Pie chart showing figures on whether Is A&G being used to reduce referrals in your area?


There is variability across the system in terms of the impact on GP workload. 50% of respondents believed A&G increased workload within primary care, because it was used as a way to move the initiation of investigations and treatment into primary care that would ordinarily be commenced in secondary care. This led to some respondents describing having to treat conditions that they felt outside of their clinical competence based on A&G responses.

Whilst NHS Digital states the aim of the service since the changes in February 2021, are to “reduce the burden on GPs/referrers”, by allowing “advice and guidance to be used as a referral channel”, our survey has found in some areas the opposite is happening. A&G is being used by some providers to hold a conversation between clinicians, rather than accepting the referral requested by primary care. It was noted that this then increases the workload within general practice as for every A&G response, the primary care team needs to book a further patient appointment, and if further questions are raised, create another A&G request. The concern is that this may lead to delays in diagnosis, treatment, and increased numbers of primary care consultations when referrals are rejected and then converted to A&G instead.

30% of respondents, however, did not believe it increased workload instead finding the service useful in streamlining patient care, improving access to expert advice and improving knowledge of primary care teams.

Does' Advice and Guidance' increase your workload?

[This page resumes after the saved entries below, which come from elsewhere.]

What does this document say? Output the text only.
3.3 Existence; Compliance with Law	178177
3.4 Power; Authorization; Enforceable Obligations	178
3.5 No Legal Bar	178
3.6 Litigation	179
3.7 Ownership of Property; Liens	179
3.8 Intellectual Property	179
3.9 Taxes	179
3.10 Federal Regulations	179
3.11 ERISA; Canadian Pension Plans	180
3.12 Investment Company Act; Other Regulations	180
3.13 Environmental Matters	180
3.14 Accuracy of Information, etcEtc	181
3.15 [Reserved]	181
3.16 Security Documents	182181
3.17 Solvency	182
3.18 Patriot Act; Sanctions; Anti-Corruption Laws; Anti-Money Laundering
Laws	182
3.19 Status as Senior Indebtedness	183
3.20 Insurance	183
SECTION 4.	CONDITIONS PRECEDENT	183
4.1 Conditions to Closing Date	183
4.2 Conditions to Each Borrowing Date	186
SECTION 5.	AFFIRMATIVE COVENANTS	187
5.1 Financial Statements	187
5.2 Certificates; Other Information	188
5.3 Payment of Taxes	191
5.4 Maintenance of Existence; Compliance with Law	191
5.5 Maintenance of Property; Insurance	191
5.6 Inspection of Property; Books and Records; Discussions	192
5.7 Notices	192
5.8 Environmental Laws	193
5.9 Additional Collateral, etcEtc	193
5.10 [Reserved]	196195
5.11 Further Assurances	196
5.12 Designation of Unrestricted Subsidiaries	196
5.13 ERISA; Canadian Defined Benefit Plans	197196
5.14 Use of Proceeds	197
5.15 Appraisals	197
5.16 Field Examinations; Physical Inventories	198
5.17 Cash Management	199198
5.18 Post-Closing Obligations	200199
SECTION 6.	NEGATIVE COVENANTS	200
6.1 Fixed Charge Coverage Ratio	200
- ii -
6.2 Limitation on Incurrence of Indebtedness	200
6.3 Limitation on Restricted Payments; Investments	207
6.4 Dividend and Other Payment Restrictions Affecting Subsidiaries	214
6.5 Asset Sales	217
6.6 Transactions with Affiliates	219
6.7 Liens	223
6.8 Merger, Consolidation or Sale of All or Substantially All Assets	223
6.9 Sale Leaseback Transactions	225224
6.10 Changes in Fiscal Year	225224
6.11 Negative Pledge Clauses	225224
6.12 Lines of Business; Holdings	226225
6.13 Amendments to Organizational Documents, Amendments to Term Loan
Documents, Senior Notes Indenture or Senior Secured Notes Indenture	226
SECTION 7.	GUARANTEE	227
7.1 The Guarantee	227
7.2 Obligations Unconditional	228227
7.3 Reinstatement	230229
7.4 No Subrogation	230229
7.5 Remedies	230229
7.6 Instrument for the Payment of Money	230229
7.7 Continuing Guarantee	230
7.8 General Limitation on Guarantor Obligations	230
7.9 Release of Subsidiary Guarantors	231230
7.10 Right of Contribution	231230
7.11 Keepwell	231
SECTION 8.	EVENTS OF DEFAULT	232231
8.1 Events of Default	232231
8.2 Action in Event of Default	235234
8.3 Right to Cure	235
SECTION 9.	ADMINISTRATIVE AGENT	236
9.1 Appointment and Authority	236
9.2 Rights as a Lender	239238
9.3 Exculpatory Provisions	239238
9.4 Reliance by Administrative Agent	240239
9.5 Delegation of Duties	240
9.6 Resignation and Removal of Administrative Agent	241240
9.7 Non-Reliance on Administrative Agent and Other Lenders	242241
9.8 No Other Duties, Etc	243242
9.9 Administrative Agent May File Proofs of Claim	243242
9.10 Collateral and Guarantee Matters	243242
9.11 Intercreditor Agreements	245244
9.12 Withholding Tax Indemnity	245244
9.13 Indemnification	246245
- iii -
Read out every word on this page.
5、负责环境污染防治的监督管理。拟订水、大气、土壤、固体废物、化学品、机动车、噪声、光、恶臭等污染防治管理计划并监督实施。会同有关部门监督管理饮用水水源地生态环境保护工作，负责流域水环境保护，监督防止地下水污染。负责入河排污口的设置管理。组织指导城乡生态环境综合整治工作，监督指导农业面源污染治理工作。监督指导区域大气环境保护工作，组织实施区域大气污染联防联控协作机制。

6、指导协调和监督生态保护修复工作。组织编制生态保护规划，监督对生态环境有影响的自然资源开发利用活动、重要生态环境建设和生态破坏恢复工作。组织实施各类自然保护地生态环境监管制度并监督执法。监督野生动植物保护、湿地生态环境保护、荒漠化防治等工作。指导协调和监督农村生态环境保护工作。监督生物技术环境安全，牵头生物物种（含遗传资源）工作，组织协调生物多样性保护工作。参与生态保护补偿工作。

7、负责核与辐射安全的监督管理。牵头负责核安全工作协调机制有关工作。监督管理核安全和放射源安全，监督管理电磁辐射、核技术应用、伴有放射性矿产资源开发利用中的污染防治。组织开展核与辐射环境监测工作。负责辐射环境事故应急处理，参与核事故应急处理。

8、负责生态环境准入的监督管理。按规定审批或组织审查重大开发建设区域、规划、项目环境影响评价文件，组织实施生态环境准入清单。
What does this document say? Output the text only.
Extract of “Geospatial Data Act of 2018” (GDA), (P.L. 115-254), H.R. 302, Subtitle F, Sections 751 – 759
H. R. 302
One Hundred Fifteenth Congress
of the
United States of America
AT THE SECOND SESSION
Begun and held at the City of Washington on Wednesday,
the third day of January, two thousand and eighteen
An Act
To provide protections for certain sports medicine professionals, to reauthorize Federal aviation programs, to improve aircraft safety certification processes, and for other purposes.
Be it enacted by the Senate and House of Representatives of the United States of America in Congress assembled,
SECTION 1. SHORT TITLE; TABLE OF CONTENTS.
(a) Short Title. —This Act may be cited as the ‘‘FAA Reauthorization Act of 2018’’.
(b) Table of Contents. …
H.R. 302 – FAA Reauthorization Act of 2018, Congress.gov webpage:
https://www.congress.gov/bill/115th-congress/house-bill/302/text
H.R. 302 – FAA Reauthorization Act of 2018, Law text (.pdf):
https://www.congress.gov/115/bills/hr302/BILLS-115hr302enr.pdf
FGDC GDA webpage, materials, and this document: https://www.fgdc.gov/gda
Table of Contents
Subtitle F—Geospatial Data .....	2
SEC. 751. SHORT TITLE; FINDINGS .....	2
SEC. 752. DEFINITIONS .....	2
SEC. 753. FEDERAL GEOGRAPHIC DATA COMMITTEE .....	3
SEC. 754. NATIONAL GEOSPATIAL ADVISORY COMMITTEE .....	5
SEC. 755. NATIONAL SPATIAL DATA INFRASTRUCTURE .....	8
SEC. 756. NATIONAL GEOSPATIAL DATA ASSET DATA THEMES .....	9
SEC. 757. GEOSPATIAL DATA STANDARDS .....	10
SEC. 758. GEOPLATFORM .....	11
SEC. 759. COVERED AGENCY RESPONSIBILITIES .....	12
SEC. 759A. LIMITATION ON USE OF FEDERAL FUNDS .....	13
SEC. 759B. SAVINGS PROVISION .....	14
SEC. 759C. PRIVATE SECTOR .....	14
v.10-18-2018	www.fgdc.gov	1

Pie chart showing figures on Does' Advice and Guidance' increase your workload? Blue 50%25 said yes. Red 30.6%25 said no. Yellow 19.4%25 said don't know.

If a patient is referred to secondary care, the clinical risk is then held by secondary care. If a referral is declined, in favour of A&G, then clarification of where the clinical risk lies is required. The RCGP believes the clinical risk should be shared between the clinicians in primary and secondary care and not lie solely in primary care.

In some areas of the country, there are IT issues meaning GPs must log into the secondary care system to continually check for A&G responses, increasing the administrative burden on practices. This is not universal.

Some GPs commented that there was no identifiable clinician on their A&G responses and so if further questions arose, there was no consistent clinical contact available. This also makes it difficult to trust the advice being given, without understanding the level of the advisers. It is essential that any clinical decision made in primary or secondary care follows GMC guidance on good record keeping, identifying the person who gave the advice or made the clinical decision.

  1. Further support for collaboration between primary and secondary care is essential to enable the backlog of care exacerbated as a result of the pandemic to be managed and streamline patient care.
  2. If work is to be transferred from secondary to primary care, via A&G, then resource (time, money and people) must follow the patient and not stay in secondary care.
  3. A&G should be optional and not mandated.
  4. Other tools to promote closer working between primary and secondary care aiming to streamline patient care are available and should be considered by providers as alternatives, allowing choice. These include direct telephone calls, emails, teledermatology and commercial apps that are able to connect primary and secondary care.
  5. Clinical care governance and risk must be shared between primary and secondary care during A&G conversations, and this must be understood by all clinicians and their patients when A&G is used.
  6. When using A&G, all clinicians must uphold the standards of good medical record keeping as per GMC advice, documenting decisions and actions, identifying who has made the decisions and is agreeing with the actions, in the patient clinical record. This should apply to both primary and secondary care and not rely solely on primary care updating the clinical records.